A decrease in the ABTS free radical scavenging activity was observed in in-shell samples at 5.2 kGy (sixth and twelfth months) and at 7.2 kGy (sixth month). In an earlier study [
47], random effects due to gamma radiation (up to 10.0 kGy) were observed on the ABTS free radical scavenging activity of peanut skins. However, when ethanolic peanut skin extracts were applied in a model system of soybean oil (heated at 110 °C with an airflow of 9 L/h), the Oil Stability Index Rancimat method demonstrated that gamma radiation did not affect the antioxidant properties of the peanut skins. On the other hand, higher ABTS free radical scavenging activity was observed in gamma-irradiated blanched samples relative to that of non-irradiated samples at time zero (
Table 8). At the third month of storage and later, no ABTS free radical scavenging activity was observed in blanched samples, irradiated or not.
Similar results were reported by Dixit
et al. [
48]. According to the authors, gamma-irradiated soybean genotypes showed an increase in antioxidant constituents and antioxidant properties at low doses of 0.5 kGy and 2.0 kGy, while the antioxidant effects of soy seeds either decreased or remained constant at a higher dose of 5.0 kGy. These findings are in good agreement with those of the present study with respect to the short-term effects (time zero) of gamma radiation on ABTS free radical scavenging activity. Although significant differences have been observed in in-shell and blanched samples (Tukey’s test,
p < 0.05), no correlation was found between gamma radiation dose and ABTS free radical scavenging activity in in-shell samples (
r = −0.1005). On the other hand, positive correlation was found between irradiation and the ABTS free radical scavenging activity of the blanched samples (
r = 0.9355,
p < 0.01).
There was a decrease in ABTS free radical scavenging activity during the storage time (
Table 8). Only modest negative correlation was found between storage time and the ABTS free radical scavenging activity of in-shell samples (
r = −0.5779,
p < 0.01). Talcott
et al. [
49] reported a significant decrease in ORAC (oxygen radical absorbance capacity) in normal, mid-, and high-oleic acid runner peanut cultivars stored for four months at different temperatures (20 °C and 35 °C). According to the authors, free
p-coumaric acid, three esterified derivatives of
p-coumaric, and two esterified derivatives of hydroxybenzoic acid were the predominant polyphenolics present and their rates of change were similar among cultivars and independent of storage time or temperature. However, only modest correlations existed between total phenolics and antioxidant capacity. The authors stated that decreases during storage were a good indication that soluble (80% methanol) phytochemicals with antioxidant capacity, most likely polyphenolics and/or protein-polyphenolic complexes, had altered during storage. In the present work, though phenolic compounds were present in blanched samples during the whole storage (
Table 7), the decrease in their concentration along with molecular alterations could have influenced their ABTS free radical scavenging activity.

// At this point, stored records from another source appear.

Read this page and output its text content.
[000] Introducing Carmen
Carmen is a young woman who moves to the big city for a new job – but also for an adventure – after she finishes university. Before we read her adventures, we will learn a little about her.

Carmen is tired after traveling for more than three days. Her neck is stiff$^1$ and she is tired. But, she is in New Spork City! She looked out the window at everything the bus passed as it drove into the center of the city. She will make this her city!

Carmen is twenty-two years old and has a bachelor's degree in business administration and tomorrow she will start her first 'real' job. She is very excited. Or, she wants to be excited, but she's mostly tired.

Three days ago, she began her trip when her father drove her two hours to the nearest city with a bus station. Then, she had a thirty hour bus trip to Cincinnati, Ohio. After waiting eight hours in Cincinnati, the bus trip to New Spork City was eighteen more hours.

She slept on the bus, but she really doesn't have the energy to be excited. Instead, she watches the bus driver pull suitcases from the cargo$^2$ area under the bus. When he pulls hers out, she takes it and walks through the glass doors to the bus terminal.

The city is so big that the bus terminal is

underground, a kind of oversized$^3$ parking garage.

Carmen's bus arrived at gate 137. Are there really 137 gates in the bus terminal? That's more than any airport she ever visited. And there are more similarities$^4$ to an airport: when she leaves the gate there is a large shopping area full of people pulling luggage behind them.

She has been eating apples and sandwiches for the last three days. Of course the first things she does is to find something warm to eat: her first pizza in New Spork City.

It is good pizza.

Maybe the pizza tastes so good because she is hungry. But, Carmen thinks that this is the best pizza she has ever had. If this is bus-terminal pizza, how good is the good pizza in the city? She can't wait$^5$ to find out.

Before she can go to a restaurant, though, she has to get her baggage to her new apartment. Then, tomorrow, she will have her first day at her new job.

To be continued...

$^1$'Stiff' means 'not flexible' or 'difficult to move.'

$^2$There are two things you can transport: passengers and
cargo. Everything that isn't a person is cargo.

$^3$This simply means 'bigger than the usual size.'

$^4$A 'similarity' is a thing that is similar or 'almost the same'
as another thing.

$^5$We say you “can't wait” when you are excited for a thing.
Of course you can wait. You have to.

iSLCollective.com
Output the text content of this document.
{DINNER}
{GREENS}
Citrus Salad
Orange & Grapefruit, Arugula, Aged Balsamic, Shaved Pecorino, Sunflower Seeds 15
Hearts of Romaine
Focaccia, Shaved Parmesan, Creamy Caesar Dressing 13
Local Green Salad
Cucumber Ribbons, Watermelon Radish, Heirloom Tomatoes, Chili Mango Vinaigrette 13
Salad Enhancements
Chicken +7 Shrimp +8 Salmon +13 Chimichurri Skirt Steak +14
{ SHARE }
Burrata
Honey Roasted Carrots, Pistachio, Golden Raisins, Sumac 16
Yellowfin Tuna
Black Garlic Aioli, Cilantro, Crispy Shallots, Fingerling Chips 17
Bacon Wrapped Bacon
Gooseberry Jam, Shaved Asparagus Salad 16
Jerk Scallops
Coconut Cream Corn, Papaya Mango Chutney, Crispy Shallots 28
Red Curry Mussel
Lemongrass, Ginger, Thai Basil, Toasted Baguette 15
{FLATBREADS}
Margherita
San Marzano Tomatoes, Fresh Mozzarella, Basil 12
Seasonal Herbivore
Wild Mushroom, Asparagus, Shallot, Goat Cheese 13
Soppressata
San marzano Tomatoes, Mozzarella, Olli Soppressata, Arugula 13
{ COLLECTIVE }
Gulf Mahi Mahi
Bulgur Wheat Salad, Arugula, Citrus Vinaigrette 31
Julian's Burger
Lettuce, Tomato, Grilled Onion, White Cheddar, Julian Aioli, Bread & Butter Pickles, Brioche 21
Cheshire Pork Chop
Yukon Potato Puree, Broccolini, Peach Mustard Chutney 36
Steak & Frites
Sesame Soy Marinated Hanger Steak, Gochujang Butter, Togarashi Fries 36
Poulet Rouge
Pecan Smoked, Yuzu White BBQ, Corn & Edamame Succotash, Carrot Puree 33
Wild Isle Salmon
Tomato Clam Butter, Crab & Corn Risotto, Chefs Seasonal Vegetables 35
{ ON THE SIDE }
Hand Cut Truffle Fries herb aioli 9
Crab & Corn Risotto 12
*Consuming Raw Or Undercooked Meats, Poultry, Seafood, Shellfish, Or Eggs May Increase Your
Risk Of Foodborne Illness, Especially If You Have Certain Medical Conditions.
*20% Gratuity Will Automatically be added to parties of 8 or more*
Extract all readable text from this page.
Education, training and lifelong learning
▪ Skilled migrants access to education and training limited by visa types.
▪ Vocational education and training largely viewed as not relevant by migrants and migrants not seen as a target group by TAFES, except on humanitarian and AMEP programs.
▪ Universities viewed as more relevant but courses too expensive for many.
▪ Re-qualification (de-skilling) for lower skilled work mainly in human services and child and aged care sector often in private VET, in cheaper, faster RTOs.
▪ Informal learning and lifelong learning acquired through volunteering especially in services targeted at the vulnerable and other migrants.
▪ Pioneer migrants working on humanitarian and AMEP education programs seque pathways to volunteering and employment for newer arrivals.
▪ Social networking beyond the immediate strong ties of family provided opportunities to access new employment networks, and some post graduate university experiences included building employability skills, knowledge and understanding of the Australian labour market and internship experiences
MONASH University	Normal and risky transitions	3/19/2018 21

Phenolic and polyphenolic compounds constitute an important class of secondary plant metabolites that act as free radical scavengers and inhibitors of LDL cholesterol oxidation and DNA breakage, among other roles they play. Indeed, the role of food phenolics and polyphenolics in the prevention of cardiovascular disease and certain types of cancer is well recognized [
14].
As mentioned before, no correlation was found between gamma radiation and polyunsaturated or monounsaturated fatty acids. Furthermore, no negative correlation was found between gamma radiation and total phenolic contents or ABTS free radical scavenging activity. Thus, after one year of analysis, it can be concluded that irradiation protected against mycotoxic fungi growth (microbiological safety) and retained the nutraceutical components of the samples during long-term storage.